The padding can be removed unambiguously since all input is padded and
no padding string is a suffix of another. This padding method is
well-defined if and only if K < 256; methods for larger K are an open
issue for further study.
</quote>

Assume that K is known to "the decryptor" and in range [1..255].
This specification leaves it unspecified what to do if either:
- the input to the de-padding is empty;
- it ends with a byte N not in range [1..K];
- N>1 and the last N bytes are not identical.
Different implementations will likely act differently, and this may have
implications on security. For example, the last ambiguity may let the
padding scheme create a "covert channel".

Some padding schemes, e.g. ISO 10126, intrinsically leave room for a
covert channel, regardless of how carefully the de-padding is performed.

A simple and common padding scheme is defined in ISO 9797-1 [a standard
for Message Authentication Codes] as "padding method 2":
"The data string [..] shall be right-padded with a single '1' bit. The
resulting string shall then be right-padded with as few (possibly none)
'0' bits as necessary to obtain a data string whose length (in bits) is
a positive integer multiple of [the block size]."

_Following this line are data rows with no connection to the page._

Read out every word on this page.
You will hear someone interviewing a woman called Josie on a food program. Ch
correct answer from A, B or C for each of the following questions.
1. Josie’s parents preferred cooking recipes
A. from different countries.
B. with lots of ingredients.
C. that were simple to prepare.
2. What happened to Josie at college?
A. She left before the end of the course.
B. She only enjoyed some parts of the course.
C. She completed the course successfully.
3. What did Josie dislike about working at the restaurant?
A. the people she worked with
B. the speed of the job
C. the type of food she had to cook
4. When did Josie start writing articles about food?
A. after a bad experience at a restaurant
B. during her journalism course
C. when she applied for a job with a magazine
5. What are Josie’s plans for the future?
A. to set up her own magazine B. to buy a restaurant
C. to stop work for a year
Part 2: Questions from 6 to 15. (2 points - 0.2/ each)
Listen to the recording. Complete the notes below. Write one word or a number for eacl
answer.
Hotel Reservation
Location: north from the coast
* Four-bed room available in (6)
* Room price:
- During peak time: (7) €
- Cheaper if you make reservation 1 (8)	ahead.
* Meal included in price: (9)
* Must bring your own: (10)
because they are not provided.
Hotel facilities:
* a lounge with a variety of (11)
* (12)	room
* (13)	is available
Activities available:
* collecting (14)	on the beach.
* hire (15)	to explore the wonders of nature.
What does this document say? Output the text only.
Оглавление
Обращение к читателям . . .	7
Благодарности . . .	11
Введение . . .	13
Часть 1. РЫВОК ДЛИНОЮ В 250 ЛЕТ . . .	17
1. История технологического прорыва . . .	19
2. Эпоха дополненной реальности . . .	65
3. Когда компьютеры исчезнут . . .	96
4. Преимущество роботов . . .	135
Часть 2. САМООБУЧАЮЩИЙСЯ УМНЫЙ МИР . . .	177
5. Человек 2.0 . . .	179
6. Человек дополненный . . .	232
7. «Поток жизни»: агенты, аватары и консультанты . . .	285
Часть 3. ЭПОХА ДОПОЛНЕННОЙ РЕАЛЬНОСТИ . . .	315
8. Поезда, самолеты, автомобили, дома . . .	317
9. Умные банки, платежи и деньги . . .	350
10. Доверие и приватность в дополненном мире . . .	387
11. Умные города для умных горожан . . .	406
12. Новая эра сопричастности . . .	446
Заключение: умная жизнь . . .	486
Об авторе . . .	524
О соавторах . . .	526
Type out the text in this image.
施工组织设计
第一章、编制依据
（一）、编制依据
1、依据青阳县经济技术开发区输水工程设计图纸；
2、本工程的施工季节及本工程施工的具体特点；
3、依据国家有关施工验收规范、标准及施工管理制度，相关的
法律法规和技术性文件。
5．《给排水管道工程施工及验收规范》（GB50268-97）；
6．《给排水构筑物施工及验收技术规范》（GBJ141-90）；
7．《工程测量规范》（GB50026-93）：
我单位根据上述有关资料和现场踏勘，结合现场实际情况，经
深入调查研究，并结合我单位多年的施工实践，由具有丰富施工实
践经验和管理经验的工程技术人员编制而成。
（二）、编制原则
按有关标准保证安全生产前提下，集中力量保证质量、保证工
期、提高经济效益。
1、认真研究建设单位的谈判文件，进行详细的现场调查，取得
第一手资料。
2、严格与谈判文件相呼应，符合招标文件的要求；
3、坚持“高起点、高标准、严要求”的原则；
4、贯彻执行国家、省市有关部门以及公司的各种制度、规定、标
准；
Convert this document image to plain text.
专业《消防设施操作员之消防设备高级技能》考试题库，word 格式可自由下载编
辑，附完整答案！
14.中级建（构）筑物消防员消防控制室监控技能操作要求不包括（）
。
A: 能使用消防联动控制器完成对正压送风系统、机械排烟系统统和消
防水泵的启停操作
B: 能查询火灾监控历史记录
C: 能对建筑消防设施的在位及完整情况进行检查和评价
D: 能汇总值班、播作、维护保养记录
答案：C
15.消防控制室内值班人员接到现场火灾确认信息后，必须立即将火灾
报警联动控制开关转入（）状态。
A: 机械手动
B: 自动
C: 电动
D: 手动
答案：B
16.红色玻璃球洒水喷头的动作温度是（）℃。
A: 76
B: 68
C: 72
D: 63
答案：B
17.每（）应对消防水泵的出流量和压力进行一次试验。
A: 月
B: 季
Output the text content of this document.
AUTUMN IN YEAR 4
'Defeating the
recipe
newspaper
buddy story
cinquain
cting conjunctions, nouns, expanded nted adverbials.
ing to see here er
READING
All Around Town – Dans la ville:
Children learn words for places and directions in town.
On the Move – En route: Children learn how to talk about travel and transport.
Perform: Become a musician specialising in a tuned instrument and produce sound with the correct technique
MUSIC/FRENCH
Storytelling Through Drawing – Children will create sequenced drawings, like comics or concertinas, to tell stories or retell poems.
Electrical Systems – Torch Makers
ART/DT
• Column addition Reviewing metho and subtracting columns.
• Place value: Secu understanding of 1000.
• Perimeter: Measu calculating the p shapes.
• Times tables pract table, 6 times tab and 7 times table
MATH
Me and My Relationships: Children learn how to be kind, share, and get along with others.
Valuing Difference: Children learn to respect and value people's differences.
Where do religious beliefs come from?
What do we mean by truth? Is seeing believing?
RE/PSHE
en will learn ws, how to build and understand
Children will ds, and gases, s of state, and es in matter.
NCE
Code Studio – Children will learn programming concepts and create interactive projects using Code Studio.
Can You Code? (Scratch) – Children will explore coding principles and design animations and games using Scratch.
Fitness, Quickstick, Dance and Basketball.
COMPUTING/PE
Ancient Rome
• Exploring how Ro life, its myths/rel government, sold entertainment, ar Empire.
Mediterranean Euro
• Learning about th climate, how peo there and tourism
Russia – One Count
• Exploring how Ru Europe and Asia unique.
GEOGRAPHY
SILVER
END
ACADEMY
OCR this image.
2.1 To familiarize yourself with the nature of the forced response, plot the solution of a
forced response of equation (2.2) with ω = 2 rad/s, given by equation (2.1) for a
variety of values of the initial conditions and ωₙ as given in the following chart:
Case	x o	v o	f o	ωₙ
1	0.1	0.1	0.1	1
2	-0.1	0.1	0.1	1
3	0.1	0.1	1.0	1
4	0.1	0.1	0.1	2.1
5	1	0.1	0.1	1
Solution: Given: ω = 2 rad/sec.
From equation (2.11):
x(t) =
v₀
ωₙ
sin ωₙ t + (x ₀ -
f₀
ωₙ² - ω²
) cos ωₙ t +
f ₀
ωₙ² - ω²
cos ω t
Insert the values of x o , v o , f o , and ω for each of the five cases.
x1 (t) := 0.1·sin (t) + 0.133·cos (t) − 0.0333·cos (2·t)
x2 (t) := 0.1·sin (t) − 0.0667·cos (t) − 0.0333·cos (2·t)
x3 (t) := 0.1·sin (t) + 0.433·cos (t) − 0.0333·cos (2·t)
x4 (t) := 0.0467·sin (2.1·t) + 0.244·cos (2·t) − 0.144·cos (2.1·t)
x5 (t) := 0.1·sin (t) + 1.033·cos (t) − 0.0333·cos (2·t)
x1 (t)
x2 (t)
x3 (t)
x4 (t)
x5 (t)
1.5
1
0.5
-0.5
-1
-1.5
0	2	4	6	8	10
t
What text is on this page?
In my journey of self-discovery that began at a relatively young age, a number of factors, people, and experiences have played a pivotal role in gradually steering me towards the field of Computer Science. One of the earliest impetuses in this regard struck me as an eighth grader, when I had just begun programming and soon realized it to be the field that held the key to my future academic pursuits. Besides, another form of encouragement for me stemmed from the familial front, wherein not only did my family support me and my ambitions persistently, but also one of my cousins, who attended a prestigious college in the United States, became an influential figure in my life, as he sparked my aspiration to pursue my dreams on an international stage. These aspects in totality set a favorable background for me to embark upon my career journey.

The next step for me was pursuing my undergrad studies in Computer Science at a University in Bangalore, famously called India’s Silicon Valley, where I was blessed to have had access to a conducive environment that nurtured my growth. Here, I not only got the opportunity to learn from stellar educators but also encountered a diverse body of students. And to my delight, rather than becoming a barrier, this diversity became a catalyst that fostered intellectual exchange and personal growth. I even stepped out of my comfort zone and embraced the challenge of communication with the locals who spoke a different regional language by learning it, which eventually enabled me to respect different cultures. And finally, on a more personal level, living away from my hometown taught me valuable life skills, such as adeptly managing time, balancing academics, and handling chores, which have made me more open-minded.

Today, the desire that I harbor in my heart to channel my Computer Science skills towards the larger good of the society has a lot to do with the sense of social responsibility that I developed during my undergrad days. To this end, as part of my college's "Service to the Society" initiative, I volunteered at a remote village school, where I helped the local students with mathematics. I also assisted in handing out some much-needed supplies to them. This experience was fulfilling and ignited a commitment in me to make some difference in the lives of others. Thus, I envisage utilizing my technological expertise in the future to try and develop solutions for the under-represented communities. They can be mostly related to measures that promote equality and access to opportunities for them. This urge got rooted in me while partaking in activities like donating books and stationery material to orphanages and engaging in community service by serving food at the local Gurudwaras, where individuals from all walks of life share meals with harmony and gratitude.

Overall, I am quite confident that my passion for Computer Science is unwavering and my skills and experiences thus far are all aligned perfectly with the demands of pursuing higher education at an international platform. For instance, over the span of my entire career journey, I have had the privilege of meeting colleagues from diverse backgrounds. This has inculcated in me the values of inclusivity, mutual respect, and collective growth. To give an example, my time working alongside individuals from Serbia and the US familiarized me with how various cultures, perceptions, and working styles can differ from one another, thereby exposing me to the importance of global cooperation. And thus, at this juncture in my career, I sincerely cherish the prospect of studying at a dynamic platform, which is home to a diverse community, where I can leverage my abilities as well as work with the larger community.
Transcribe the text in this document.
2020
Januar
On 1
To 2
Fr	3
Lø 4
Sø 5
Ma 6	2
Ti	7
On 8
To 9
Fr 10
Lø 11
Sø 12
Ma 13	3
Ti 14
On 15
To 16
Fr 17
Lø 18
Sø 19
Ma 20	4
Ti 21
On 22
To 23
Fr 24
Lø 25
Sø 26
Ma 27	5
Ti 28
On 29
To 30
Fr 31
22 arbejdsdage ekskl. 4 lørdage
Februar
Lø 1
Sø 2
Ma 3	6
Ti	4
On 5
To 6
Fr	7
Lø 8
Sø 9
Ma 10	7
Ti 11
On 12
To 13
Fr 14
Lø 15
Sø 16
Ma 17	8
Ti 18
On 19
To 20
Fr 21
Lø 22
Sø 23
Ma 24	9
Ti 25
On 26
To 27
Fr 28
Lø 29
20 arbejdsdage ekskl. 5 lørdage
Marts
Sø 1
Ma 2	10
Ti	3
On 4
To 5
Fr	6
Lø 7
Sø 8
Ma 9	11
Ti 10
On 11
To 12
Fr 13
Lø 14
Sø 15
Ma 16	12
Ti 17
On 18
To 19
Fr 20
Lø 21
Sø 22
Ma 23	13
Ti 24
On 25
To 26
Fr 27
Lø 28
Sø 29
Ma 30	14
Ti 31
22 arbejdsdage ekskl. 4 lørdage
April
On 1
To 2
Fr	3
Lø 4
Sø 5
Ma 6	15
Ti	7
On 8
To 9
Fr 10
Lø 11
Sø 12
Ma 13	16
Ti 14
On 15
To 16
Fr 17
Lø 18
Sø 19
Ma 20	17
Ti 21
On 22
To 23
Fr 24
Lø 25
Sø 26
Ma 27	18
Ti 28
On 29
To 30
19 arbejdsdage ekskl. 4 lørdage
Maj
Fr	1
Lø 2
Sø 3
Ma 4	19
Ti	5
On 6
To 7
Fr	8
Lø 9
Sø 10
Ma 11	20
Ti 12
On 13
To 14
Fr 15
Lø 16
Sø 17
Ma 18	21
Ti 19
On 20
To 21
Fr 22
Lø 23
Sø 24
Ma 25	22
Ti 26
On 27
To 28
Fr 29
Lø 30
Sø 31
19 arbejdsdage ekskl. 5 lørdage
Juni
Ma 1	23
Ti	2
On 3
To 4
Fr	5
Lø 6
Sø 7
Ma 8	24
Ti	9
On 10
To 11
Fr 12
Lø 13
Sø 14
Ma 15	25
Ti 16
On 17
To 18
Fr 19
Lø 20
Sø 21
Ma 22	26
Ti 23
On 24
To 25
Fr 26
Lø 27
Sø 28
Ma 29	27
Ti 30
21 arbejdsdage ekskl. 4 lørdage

It has the nice properties that
- any bit string input can be encoded unambiguously;
- any non-empty sequence of blocks can be decoded unambiguously;
- an encoder restricted to byte string input is easily derived.
The later, in conjunction with a "MSbit to LSbit" convention (most usual
in the context) makes the rule "right-pad with a single '80h' byte; then
right-pad with as few (possibly none) '00h' bytes as necessary to obtain
a data string whose length is a multiple of the block size."